The beer kicks off “The Laurentian Series,” paying homage to the Great Lakes

Standing on the shore of Lake Superior at night, lit only by the moon or maybe the northern lights, you get a sense of how big the lake is. Without being able to see it bleed into the horizon and understand its expanse visually, your only metric is the sound of waves crashing around you. On a windy night, it’s loud. The breeze and cacophony thrill—this is not where one goes to be lulled to sleep.

It’s an exhilarating feeling. You might feel inclined to bottle it.

Speciation Artisan Ales has done just that.

The brewery recently announced the release of its first-ever spontaneously brewed beer: “The Laurentian Series: Lake Superior.”

The sour golden ale was brewed using the risky process of spontaneous fermentation, which involves exposing the beer to wild, airborne yeast. It’s the first in a series of beers to be brewed on the shores of each Great Lake.

In early March 2017, Mitch and Whitney Ermatinger, co-founders of Speciation Artisan Ales, drove to Marquette, Michigan, with a mobile coolship in tow. They brewed the beer at Ore Dock Brewing Company, transferred the wort into the coolship’s stainless steel tanks and hauled it to the shores of Lake Superior to cool and collect yeast via lake breeze overnight.

“Then we closed it up and drove it back across the Mackinac Bridge back down to Speciation,” Whitney Ermatinger said.

After nearly a year of aging in oak barrels, the result is now bottled and slated for release.

The beer is intended to capture the unique terroir of Marquette and Lake Superior, deriving its flavor primarily from the unique cocktail of microbes collected from the air on that particular March night.

“We designed the beer to basically be a free, blank slate so that the yeast could express itself,” said Mitch Ermatinger. “But it did sit in oak barrels for a while, so there’s definitely some oak influence as well.”

The result offers aromas of hay, sweet dough and stone fruit, along with the oak character of the barrels.

Individuals from the limited run of 400 corked and caged bottles can be reserved via Eventbrite on Feb. 3 at noon. Bottles will sell for $32 each.

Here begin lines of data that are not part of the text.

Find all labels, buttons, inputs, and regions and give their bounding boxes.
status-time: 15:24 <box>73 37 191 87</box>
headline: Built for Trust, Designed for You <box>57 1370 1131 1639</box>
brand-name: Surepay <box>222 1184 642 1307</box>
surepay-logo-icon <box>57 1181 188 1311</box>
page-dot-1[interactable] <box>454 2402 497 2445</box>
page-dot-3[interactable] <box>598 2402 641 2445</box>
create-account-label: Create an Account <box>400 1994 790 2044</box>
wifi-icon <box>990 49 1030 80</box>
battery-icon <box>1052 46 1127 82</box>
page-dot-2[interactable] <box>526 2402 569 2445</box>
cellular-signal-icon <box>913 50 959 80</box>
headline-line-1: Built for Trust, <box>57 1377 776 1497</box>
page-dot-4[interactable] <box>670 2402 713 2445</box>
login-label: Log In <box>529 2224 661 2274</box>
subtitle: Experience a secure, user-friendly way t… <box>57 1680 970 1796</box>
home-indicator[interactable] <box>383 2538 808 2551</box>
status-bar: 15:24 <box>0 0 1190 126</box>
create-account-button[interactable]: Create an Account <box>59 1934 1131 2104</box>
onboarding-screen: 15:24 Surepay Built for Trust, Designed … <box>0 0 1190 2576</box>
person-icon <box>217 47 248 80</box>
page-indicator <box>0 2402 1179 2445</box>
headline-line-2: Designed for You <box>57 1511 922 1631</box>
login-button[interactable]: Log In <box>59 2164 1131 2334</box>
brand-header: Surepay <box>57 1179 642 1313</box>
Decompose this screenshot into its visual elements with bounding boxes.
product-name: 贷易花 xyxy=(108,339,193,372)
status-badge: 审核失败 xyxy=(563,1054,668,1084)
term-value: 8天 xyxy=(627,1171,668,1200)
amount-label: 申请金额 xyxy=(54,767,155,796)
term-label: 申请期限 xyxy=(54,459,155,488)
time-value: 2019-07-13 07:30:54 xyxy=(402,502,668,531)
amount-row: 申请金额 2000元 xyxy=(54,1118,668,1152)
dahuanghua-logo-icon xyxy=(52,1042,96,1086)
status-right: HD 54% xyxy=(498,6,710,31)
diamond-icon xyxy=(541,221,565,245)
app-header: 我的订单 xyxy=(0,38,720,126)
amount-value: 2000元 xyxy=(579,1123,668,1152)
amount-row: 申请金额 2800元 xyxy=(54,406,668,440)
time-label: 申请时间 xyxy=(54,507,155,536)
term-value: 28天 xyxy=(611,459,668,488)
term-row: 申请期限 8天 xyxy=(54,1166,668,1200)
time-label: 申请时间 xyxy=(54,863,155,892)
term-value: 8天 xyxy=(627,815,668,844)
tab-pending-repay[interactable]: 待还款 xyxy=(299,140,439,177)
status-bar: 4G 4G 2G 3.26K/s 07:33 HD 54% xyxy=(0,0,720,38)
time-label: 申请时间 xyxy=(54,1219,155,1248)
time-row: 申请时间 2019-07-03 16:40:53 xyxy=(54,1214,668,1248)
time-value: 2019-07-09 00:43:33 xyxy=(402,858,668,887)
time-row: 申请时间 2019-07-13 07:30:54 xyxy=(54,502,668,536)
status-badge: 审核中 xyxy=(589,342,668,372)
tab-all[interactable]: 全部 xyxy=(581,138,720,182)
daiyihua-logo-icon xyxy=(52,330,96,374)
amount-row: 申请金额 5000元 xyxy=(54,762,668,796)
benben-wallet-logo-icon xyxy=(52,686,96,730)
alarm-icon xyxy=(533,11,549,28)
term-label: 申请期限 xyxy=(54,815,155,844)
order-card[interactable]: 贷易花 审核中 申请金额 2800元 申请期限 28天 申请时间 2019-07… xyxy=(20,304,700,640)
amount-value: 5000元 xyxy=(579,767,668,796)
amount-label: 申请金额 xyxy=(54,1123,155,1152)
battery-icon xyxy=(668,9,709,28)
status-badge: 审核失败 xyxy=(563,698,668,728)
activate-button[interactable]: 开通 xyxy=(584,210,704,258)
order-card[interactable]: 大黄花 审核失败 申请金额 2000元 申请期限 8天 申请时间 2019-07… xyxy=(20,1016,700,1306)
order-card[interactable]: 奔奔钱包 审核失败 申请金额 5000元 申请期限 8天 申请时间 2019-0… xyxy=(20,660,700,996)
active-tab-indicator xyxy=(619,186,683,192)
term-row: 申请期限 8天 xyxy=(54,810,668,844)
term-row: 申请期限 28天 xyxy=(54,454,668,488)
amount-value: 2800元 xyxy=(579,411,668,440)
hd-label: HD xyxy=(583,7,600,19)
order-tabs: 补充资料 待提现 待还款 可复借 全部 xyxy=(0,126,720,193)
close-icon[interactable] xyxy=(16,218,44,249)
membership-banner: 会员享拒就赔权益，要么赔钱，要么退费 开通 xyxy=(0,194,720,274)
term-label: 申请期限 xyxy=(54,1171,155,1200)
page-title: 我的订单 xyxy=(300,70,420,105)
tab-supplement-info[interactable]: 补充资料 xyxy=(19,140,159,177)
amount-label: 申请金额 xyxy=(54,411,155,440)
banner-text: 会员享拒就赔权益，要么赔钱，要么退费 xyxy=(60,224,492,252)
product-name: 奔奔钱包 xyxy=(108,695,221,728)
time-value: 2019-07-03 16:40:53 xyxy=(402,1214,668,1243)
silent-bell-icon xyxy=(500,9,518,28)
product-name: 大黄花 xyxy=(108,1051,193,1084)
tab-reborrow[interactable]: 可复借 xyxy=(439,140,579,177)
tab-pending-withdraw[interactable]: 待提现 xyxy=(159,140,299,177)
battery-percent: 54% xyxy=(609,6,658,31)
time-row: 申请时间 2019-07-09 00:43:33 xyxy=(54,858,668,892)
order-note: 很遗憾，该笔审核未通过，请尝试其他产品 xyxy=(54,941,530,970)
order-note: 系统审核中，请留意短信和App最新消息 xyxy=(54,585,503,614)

The Laurentian Series is a tribute to the Great Lakes. Everything from the beer to the packaging salutes the lakes’ surrounding culture and efforts for their protection.

The bottles will be adorned with a wood label made from locally sourced maple veneer, designed by Elizabeth VanStee. David McKie created the label artwork inspired by two Ojibwe myths: the Lake Superior Merman and the Lake Superior Water Panther, Misshepezhieu. A portion of the beer’s proceeds will be donated to the National Wildlife Federation in support of the organization’s work protecting the Great Lakes against the threat of the Line 5 oil pipeline.

“The lakes are important to us, and we want to pay homage to them and our heritage and our culture,” Whitney Ermatinger said.

Each beer in The Laurentian Series will be spontaneously brewed, making them unreplicable snapshots of specific moments in specific places on the lakes’ shores. It’s a cost-intensive process that depends on many uncontrollable variables.

“This is the hardest and most labor-intensive and risky way of making beer,” Mitch Ermatinger said.

While the Ermatingers intend to brew on the shores of the remaining four Great Lakes this year, the success of those batches is far from guaranteed.

speciation“There will be many barrels that we’ll have to dump, just because they didn’t collect the right microbes that night,” said Mitch Ermatinger. “It’s just part of the risk, and also part of what makes the beer really unique.”

Nevertheless, the Ermatingers will give each lake a couple of tries, as needed. And they will continue to use the spontaneous brewing method for future releases.

“This is where we see our brand heading,” said Whitney Ermatinger.

“We’ve kind of been capped at extreme beer,” said Mitch Ermatinger, referencing IPAs with high IBUs and imperial stouts with high ABVs.

“This is what we see as being the next big thing in beer,” he said.